A recent decision from the U.S. District Court for the District of Kansas sheds light on how a party may isolate, categorize, and produce emails in accordance with Federal Rule of Civil Procedure 34 absent a governing agreement or court order.
Federal Rule of Civil Procedure 34 provides:
Unless otherwise stipulated or ordered by the court, these procedures apply to producing documents or electronically stored information:
(i) A party must produce documents as they are kept in the usual course of business or must organize and label them to correspond to the categories in the request;
(ii) If a request does not specify a form for producing electronically stored information, a party must produce it in a form or forms in which it is ordinarily maintained or in a reasonably usable form or forms; and
(iii) A party need not produce the same electronically stored information in more than one form.
In Heartland Food, the producing parties produced over 21,000 emails, plus attachments, as TIFF images with accompanying load files. Heartland Food Prods., LLC v. Fleener, No. 18-cv-2250-JAR-TJJ, 2019 U.S. Dist. LEXIS 101113, at *3 (D. Kan. June 17, 2019). The emails at issue had been located through a simple search for the names of the individuals relevant to the opposing party’s discovery requests and “produced in the order of the hits, without any reorganization or manipulation, with each email’s attachment(s) adjoining the email to which it corresponded.” Id. at 7 n.21. In response, the requesting party filed a motion to compel that the emails be produced in PDF or native format and the producing parties identify by Bates numbers which emails are responsive to each discovery request. The producing parties argued that emails were produced in the form required under Rule 34 and identified in a way authorized by Rule 34.
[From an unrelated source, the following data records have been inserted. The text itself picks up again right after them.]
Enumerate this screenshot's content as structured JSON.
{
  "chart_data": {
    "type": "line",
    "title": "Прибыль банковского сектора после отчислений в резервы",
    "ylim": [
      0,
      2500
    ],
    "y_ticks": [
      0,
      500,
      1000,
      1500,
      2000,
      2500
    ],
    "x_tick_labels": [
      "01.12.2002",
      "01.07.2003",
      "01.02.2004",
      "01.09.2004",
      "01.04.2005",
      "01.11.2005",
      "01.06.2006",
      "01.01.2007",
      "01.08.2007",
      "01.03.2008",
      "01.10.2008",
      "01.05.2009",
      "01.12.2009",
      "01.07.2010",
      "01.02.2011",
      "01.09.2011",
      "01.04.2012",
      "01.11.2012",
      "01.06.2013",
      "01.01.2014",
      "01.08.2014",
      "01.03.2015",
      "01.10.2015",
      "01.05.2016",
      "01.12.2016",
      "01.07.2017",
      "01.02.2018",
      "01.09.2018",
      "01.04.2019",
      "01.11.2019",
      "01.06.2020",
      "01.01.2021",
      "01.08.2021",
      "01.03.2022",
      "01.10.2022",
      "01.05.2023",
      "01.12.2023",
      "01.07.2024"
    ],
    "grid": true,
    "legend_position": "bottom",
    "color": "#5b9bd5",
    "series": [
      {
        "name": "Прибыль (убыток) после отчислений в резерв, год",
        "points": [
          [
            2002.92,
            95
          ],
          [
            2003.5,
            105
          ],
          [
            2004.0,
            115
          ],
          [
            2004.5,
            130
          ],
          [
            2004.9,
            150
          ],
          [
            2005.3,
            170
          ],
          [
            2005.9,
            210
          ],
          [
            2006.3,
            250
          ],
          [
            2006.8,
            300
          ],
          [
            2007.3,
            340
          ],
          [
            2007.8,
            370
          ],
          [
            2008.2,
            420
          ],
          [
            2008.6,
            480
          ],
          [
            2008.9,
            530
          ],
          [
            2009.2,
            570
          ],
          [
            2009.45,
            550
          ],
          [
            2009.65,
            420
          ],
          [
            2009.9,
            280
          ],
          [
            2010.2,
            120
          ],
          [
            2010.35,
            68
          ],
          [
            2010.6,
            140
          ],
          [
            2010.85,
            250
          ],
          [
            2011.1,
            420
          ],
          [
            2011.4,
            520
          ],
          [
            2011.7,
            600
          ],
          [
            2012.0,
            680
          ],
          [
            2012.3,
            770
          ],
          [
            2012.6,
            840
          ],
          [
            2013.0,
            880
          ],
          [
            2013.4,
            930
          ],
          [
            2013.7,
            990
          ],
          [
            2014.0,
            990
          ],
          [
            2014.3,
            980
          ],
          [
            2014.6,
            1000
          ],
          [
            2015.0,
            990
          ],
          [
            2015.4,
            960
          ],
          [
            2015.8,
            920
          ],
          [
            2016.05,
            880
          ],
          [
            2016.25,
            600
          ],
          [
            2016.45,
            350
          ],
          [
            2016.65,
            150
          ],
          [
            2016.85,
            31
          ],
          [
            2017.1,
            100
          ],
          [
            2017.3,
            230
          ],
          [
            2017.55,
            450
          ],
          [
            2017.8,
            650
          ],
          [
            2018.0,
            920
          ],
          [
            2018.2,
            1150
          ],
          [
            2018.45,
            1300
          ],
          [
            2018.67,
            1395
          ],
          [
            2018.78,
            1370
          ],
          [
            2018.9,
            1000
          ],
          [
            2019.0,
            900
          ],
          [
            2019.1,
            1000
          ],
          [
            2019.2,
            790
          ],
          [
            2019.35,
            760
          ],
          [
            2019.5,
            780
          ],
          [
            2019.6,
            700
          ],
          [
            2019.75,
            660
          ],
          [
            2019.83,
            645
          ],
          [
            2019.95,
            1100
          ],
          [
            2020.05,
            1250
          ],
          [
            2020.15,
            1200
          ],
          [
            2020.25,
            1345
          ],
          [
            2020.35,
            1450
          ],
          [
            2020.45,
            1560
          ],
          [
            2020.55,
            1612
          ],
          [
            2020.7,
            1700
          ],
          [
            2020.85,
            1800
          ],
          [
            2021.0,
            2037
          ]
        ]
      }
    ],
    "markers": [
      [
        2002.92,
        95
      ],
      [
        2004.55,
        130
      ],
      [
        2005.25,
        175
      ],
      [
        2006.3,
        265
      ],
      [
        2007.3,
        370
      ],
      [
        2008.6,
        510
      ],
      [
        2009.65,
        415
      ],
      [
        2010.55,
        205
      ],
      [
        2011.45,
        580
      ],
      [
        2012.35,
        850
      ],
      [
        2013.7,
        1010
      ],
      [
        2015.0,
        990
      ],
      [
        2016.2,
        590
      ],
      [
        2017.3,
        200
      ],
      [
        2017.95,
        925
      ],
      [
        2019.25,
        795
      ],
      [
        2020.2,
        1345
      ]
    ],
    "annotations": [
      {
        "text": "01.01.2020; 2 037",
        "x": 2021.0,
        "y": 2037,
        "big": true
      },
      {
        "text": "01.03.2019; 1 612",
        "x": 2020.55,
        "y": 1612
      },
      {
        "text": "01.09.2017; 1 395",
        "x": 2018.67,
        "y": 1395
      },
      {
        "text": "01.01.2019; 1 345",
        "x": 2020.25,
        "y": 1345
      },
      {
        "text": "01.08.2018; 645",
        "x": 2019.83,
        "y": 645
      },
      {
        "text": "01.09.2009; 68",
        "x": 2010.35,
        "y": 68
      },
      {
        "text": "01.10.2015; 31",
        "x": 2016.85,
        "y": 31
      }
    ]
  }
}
First, the court determined that even though the parties had an agreement on the production of ESI, the agreement contained an ambiguity and therefore the agreement did not govern the format of the email production and the requesting party failed to specify a format for production in its discovery requests. Thus, the court found that the producing parties were free to produce the emails in the format of their choice, the production of emails in TIFF format with accompanying load files preserving the metadata was a reasonable form of production, and the producing parties were not required to also produce the emails as PDFs.